Il mondo del vino italiano è fortemente incentrato sul prodotto e sulla tradizione, e ciò ostacola il turismo. Se decidessimo di cambiare la nostra impostazione, allora inizierebbe una nuova era per il vino italiano nel canale dell’hospitality. - Le risorse umane sono fondamentali. Ma attenzione, quando parliamo di risorse umane al primo posto mettiamo la testa del titolare. È proprio ai vertici che deve cambiare la visione: ci si deve focalizzare su quello che è l’asset strategico dell’azienda e le persone che vanno a suo supporto. Che si parli di chi pianificherà, di chi studierà, di chi accoglierà o venderà al wine shop, tutte le figure a servizio del comparto enoturistico dovranno essere qualificate.

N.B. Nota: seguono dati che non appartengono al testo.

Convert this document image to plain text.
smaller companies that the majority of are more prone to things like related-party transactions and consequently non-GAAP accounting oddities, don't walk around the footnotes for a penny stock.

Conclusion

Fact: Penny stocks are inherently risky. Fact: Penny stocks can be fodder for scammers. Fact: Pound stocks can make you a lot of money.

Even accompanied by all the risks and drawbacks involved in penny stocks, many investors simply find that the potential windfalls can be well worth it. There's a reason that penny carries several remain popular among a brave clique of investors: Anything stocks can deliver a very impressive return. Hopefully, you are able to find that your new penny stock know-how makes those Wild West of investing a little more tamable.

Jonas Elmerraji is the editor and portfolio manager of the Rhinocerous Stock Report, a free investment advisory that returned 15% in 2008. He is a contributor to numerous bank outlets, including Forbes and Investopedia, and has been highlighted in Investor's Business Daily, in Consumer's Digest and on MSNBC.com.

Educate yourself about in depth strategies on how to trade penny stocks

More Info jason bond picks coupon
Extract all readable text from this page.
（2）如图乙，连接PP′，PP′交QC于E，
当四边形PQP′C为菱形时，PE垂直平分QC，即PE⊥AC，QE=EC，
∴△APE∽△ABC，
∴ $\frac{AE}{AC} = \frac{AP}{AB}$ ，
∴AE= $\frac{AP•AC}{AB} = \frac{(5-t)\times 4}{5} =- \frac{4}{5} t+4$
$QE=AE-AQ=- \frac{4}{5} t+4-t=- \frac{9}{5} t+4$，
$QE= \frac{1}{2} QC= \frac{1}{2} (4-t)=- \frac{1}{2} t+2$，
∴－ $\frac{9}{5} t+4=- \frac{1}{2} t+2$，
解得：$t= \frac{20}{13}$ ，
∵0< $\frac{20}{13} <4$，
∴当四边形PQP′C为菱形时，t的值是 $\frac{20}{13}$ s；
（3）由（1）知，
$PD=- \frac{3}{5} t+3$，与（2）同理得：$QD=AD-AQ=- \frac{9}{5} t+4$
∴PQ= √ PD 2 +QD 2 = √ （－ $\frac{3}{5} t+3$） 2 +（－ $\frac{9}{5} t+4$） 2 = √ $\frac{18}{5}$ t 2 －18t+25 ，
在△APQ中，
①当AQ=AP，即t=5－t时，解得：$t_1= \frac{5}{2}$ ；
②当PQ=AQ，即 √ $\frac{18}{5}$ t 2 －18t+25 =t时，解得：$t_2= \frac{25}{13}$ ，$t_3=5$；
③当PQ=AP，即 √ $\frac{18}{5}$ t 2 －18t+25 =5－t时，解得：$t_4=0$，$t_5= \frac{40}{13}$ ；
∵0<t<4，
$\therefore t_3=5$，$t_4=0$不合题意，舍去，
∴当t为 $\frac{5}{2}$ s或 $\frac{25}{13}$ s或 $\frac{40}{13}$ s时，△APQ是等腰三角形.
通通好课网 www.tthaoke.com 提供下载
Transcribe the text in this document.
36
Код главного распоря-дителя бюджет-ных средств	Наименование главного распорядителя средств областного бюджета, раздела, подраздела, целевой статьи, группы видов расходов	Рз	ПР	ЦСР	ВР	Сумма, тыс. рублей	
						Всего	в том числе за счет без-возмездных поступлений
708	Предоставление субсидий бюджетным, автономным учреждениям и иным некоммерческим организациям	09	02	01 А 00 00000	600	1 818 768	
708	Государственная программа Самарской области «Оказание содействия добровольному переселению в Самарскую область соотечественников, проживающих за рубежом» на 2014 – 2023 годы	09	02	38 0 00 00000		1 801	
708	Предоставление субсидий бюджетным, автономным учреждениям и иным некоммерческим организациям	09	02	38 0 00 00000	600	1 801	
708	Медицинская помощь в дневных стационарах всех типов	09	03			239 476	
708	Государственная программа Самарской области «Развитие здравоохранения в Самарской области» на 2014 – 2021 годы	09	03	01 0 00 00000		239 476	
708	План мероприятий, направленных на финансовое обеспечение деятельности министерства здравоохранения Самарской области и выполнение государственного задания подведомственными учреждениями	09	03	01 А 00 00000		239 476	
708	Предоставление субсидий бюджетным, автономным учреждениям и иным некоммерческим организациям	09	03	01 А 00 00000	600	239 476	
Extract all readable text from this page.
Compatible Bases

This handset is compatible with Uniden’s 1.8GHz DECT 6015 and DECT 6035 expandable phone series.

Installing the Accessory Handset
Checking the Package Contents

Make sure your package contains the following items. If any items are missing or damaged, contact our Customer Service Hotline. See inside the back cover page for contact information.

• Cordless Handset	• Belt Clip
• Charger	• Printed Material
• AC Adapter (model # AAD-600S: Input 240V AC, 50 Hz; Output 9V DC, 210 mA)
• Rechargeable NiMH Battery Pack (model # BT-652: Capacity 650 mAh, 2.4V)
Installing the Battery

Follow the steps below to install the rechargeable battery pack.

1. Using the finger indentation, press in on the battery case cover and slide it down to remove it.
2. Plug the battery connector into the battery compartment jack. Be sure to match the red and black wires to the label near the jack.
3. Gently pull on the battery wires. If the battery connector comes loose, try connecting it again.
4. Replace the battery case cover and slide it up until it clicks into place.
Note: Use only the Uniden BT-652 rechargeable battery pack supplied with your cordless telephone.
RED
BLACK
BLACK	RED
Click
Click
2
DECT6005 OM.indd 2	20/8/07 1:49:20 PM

E no, non servono millenni per formare i propri dipendenti. Se da un lato va trovato il personale adeguato, dall’altro l’azienda deve essere disposta ad investire su di esso. - Il percepito del vino italiano è altissimo. Questo ci fa gioco e ci deve dare forza, energia e coraggio per osare! Già, perché durante il viaggio le centinaia di persone con cui ci siamo confrontati, tra titolari, manager ma anche enoturisti, ristoratori ed importatori, non hanno mai mancato di dirci quanto per loro il vino italiano fosse la cosa migliore che possa esistere.
Ma se il percepito è alto, è nostro compito tenerlo alto. Dobbiamo essere pronti a difenderlo e metterlo a valore invece di essere i primi a svalutarci, venderci o a farci terra bruciata l’uno con l’altro. - Negli Stati Uniti le aziende sono più giovani, ed e proprio questo che ha permesso loro di essere al passo con i tempi. In USA si possono trovare facilmente aziende che hanno aperto da 4, 10 o al massimo 25 anni, e questo per loro implica essere già nate in linea con i trend attuali.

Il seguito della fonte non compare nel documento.